Persons considered by the Pentagon to be "high-value" targets for assassination can now be brought down by efficient little airborne killing machines, as increasing calls to globally deploy US special forces (SOCOM) note that terrorist numbers have not decreased, while the unpopularity of US military missions in foreign lands has grown.
Referred to as Lethal Miniature Aerial Missile Systems (LMAMS), these little drones, like bees, are designed to sting once and die. Carrying explosive payloads, LMAMS fly fast and low, under radar, to strike a prescribed point, killing everything within a wide area, according to Military.com.

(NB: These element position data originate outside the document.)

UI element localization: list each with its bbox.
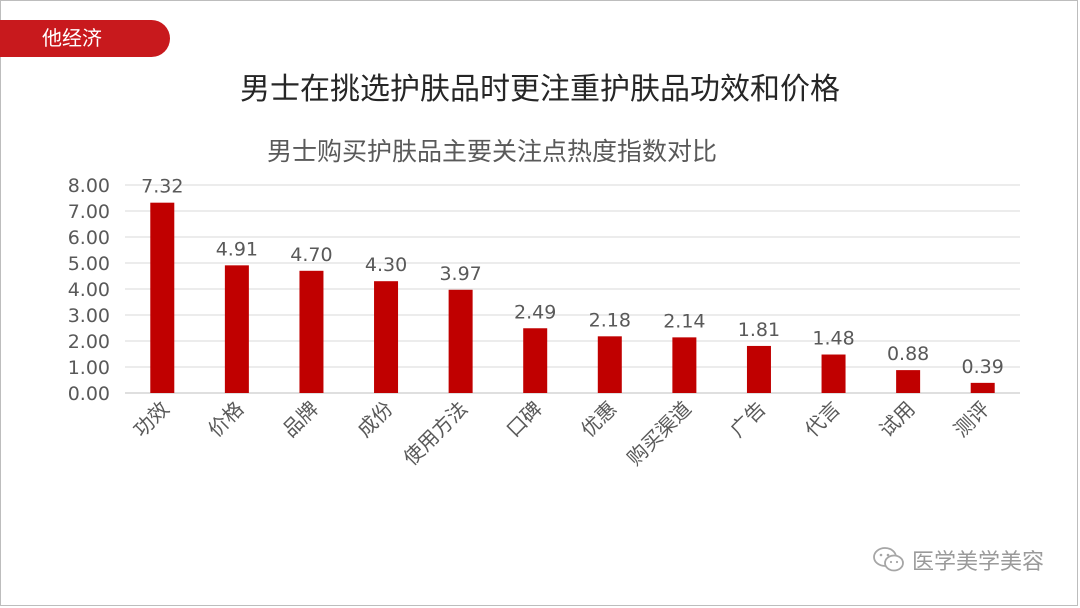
y-tick-label: 6.00 <box>68 227 110 249</box>
data-label: 7.32 <box>141 176 183 198</box>
slide-headline: 男士在挑选护肤品时更注重护肤品功效和价格 <box>240 72 840 107</box>
data-label: 4.91 <box>216 238 258 260</box>
data-label: 2.14 <box>663 310 705 332</box>
data-label: 1.81 <box>738 319 780 341</box>
x-tick-label: 价格 <box>203 397 248 442</box>
x-tick-label: 代言 <box>800 397 845 442</box>
x-tick-label: 功效 <box>129 397 174 442</box>
data-label: 2.49 <box>514 301 556 323</box>
data-labels: 7.32 4.91 4.70 4.30 3.97 2.49 2.18 2.14 1.81 1.48… <box>141 176 1004 378</box>
bar <box>448 289 473 393</box>
bar <box>597 336 622 393</box>
y-tick-label: 1.00 <box>68 357 110 379</box>
bar <box>746 345 771 393</box>
data-label: 2.18 <box>589 309 631 331</box>
y-tick-label: 3.00 <box>68 305 110 327</box>
x-tick-label: 测评 <box>949 397 994 442</box>
bar <box>821 354 846 393</box>
data-label: 0.39 <box>962 356 1004 378</box>
bar <box>672 337 697 393</box>
wechat-icon <box>873 547 904 572</box>
x-tick-label: 使用方法 <box>399 397 473 471</box>
bar <box>896 370 921 393</box>
y-tick-label: 7.00 <box>68 201 110 223</box>
x-tick-label: 购买渠道 <box>622 397 696 471</box>
bar <box>224 265 249 393</box>
x-axis-ticks: 功效 价格 品牌 成份 使用方法 口碑 优惠 购买渠道 广告 代言 试用 测评 <box>129 397 995 471</box>
bar <box>523 328 548 393</box>
y-tick-label: 8.00 <box>68 175 110 197</box>
watermark: 医学美学美容 <box>872 545 1044 575</box>
y-tick-label: 2.00 <box>68 331 110 353</box>
data-label: 1.48 <box>812 328 854 350</box>
chart-title: 男士购买护肤品主要关注点热度指数对比 <box>267 137 717 166</box>
bars <box>150 202 995 393</box>
x-tick-label: 广告 <box>725 397 770 442</box>
x-tick-label: 试用 <box>874 397 919 442</box>
bar <box>299 270 324 393</box>
x-tick-label: 成份 <box>352 397 397 442</box>
x-tick-label: 口碑 <box>501 397 546 442</box>
data-label: 4.70 <box>290 244 332 266</box>
data-label: 3.97 <box>439 263 481 285</box>
x-tick-label: 优惠 <box>576 397 621 442</box>
y-tick-label: 4.00 <box>68 279 110 301</box>
y-tick-label: 0.00 <box>68 383 110 405</box>
gridlines <box>125 184 1020 394</box>
section-badge: 他经济 <box>0 20 170 57</box>
bar <box>970 382 995 393</box>
y-axis-ticks: 0.00 1.00 2.00 3.00 4.00 5.00 6.00 7.00 8.00 <box>68 175 110 405</box>
data-label: 4.30 <box>365 254 407 276</box>
bar <box>374 281 399 393</box>
bar <box>150 202 175 393</box>
watermark-text: 医学美学美容 <box>911 550 1044 575</box>
y-tick-label: 5.00 <box>68 253 110 275</box>
x-tick-label: 品牌 <box>278 397 323 442</box>
data-label: 0.88 <box>887 343 929 365</box>
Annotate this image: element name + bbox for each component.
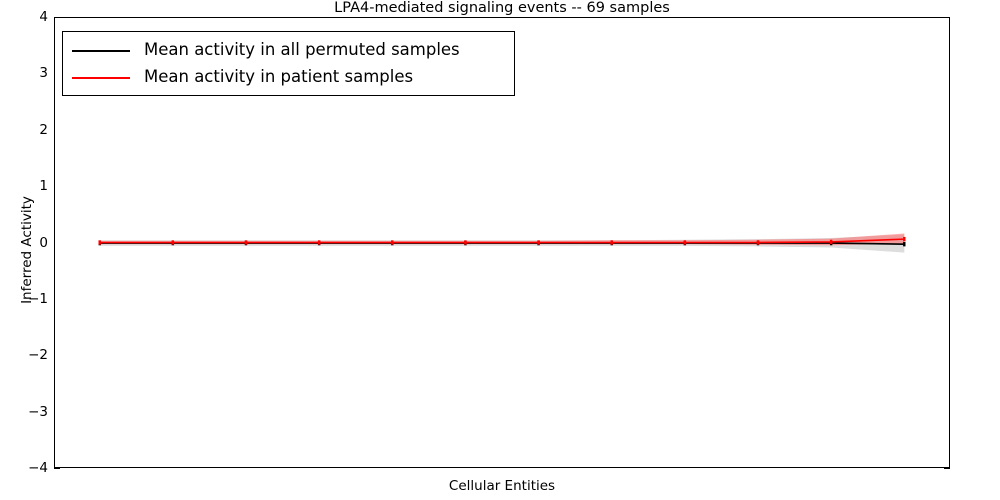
y-tick-label: −4	[28, 460, 48, 476]
legend-item: Mean activity in patient samples	[63, 64, 514, 91]
series-marker	[903, 236, 906, 242]
y-tick-label: −2	[28, 347, 48, 364]
legend-swatch-permuted	[72, 49, 130, 52]
legend-item: Mean activity in all permuted samples	[63, 37, 514, 64]
y-tick-label: 2	[39, 121, 48, 138]
y-tick-label: −1	[28, 290, 48, 307]
series-marker	[317, 240, 321, 245]
series-marker	[610, 240, 613, 245]
series-marker	[244, 240, 248, 245]
chart-legend: Mean activity in all permuted samples Me…	[62, 31, 515, 96]
y-tick-mark	[944, 468, 950, 469]
series-marker	[829, 239, 833, 245]
series-line	[99, 238, 905, 244]
y-tick-label: 0	[39, 234, 48, 251]
series-marker	[683, 240, 687, 245]
y-tick-label: −3	[28, 403, 48, 420]
series-marker	[464, 240, 467, 245]
y-tick-label: 1	[39, 178, 48, 195]
series-marker	[537, 240, 540, 245]
x-axis-label: Cellular Entities	[448, 478, 556, 494]
legend-label-patient: Mean activity in patient samples	[144, 67, 414, 87]
y-tick-label: 4	[39, 9, 48, 25]
plot-svg	[98, 233, 906, 253]
series-marker	[171, 240, 175, 245]
series-lines	[98, 236, 906, 247]
y-tick-mark	[54, 468, 60, 469]
legend-swatch-patient	[72, 76, 130, 79]
series-marker	[903, 241, 906, 247]
y-tick-label: 3	[39, 65, 48, 82]
legend-label-permuted: Mean activity in all permuted samples	[144, 40, 460, 60]
chart-title: LPA4-mediated signaling events -- 69 sam…	[334, 0, 670, 16]
series-marker	[756, 240, 760, 245]
series-marker	[98, 240, 101, 245]
series-marker	[391, 240, 394, 245]
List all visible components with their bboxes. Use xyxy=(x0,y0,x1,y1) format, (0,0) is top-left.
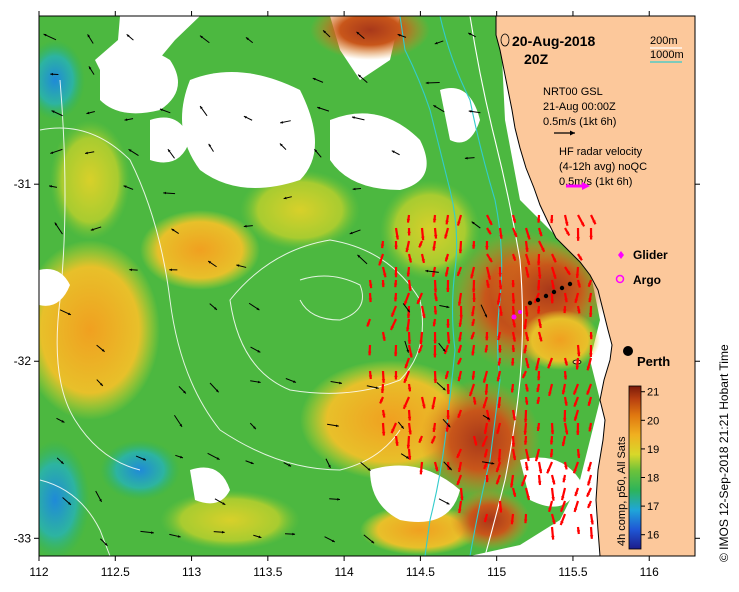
colorbar-title: 4h comp, p50, All Sats xyxy=(616,436,628,546)
colorbar-tick-label: 16 xyxy=(647,530,659,542)
radar-legend-arrow-icon xyxy=(582,182,590,190)
colorbar-tick-label: 19 xyxy=(647,444,659,456)
depth-legend: 200m 1000m xyxy=(650,35,684,63)
radar-legend-line1: HF radar velocity xyxy=(559,146,643,158)
depth-legend-1000: 1000m xyxy=(650,49,684,61)
y-tick-label: -33 xyxy=(14,531,32,545)
colorbar: 21 20 19 18 17 16 4h comp, p50, All Sats xyxy=(616,385,659,550)
wind-legend: NRT00 GSL 21-Aug 00:00Z 0.5m/s (1kt 6h) xyxy=(543,86,616,136)
colorbar-tick-label: 17 xyxy=(647,501,659,513)
glider-marker xyxy=(511,314,517,320)
glider-legend-label: Glider xyxy=(633,248,668,262)
x-tick-label: 113.5 xyxy=(253,565,282,579)
x-tick-label: 113 xyxy=(182,565,201,579)
colorbar-tick-label: 20 xyxy=(647,415,659,427)
x-tick-label: 115.5 xyxy=(558,565,587,579)
wind-legend-line2: 21-Aug 00:00Z xyxy=(543,101,616,113)
x-tick-label: 116 xyxy=(640,565,659,579)
map-frame xyxy=(38,15,696,557)
glider-track xyxy=(511,281,573,320)
colorbar-tick-label: 18 xyxy=(647,473,659,485)
x-tick-label: 115 xyxy=(487,565,506,579)
wind-legend-arrow-icon xyxy=(570,130,575,136)
wind-legend-line3: 0.5m/s (1kt 6h) xyxy=(543,116,616,128)
x-tick-label: 112.5 xyxy=(101,565,130,579)
perth-label: Perth xyxy=(637,354,670,369)
argo-legend-icon xyxy=(615,274,625,284)
wind-legend-line1: NRT00 GSL xyxy=(543,86,603,98)
title-time: 20Z xyxy=(524,51,549,67)
land xyxy=(495,16,695,556)
credit-text: © IMOS 12-Sep-2018 21:21 Hobart Time xyxy=(717,344,731,562)
marker-legend: Glider Argo xyxy=(615,248,668,287)
radar-legend-line2: (4-12h avg) noQC xyxy=(559,161,647,173)
depth-legend-200: 200m xyxy=(650,35,678,47)
contour-200m xyxy=(469,16,524,556)
title-date: 20-Aug-2018 xyxy=(512,33,595,49)
radar-legend: HF radar velocity (4-12h avg) noQC 0.5m/… xyxy=(559,146,647,190)
x-axis: 112 112.5 113 113.5 114 114.5 115 115.5 116 xyxy=(29,11,659,579)
contour-1000m xyxy=(399,16,458,556)
x-tick-label: 112 xyxy=(29,565,48,579)
map-area xyxy=(39,16,695,556)
hf-radar-velocity-arrows xyxy=(366,214,597,540)
wind-arrows xyxy=(43,29,495,547)
x-tick-label: 114 xyxy=(335,565,354,579)
colorbar-tick-label: 21 xyxy=(647,387,659,399)
colorbar-gradient xyxy=(628,385,642,550)
y-tick-label: -32 xyxy=(14,354,32,368)
argo-legend-label: Argo xyxy=(633,273,661,287)
y-axis: -31 -32 -33 xyxy=(14,177,700,545)
y-tick-label: -31 xyxy=(14,177,32,191)
x-tick-label: 114.5 xyxy=(406,565,435,579)
glider-legend-icon xyxy=(618,251,624,259)
perth-marker xyxy=(623,346,633,356)
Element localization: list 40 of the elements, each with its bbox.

The Pentagon and SOCOM are now urgently seeking to purchase an extra 325 LMAMS, after blowing through 350 in the past year, as there appear to be widening numbers of targets and little appetite from Washington to pay for boots on the ground, cited by Antiwar.com.
Increasingly, lethal drones are used in what is referred to as "targeted killings."
Partially in response to the 9/11 attacks, as well as the rise of terrorist groups such as Al-Qaeda, the Taliban, and Daesh, US military assets see the use of targeted killings as a means to efficiently demoralize enemies, while keeping American troops out of harm's way.
The fact that killer drones, although shown to cause widespread collateral damage and thousands of civilian deaths, are much less expensive than a land invasion is merely icing on the cake.
On April 30, 2012, the US government acknowledged for the first time that it employs drones to assassinate persons around the world.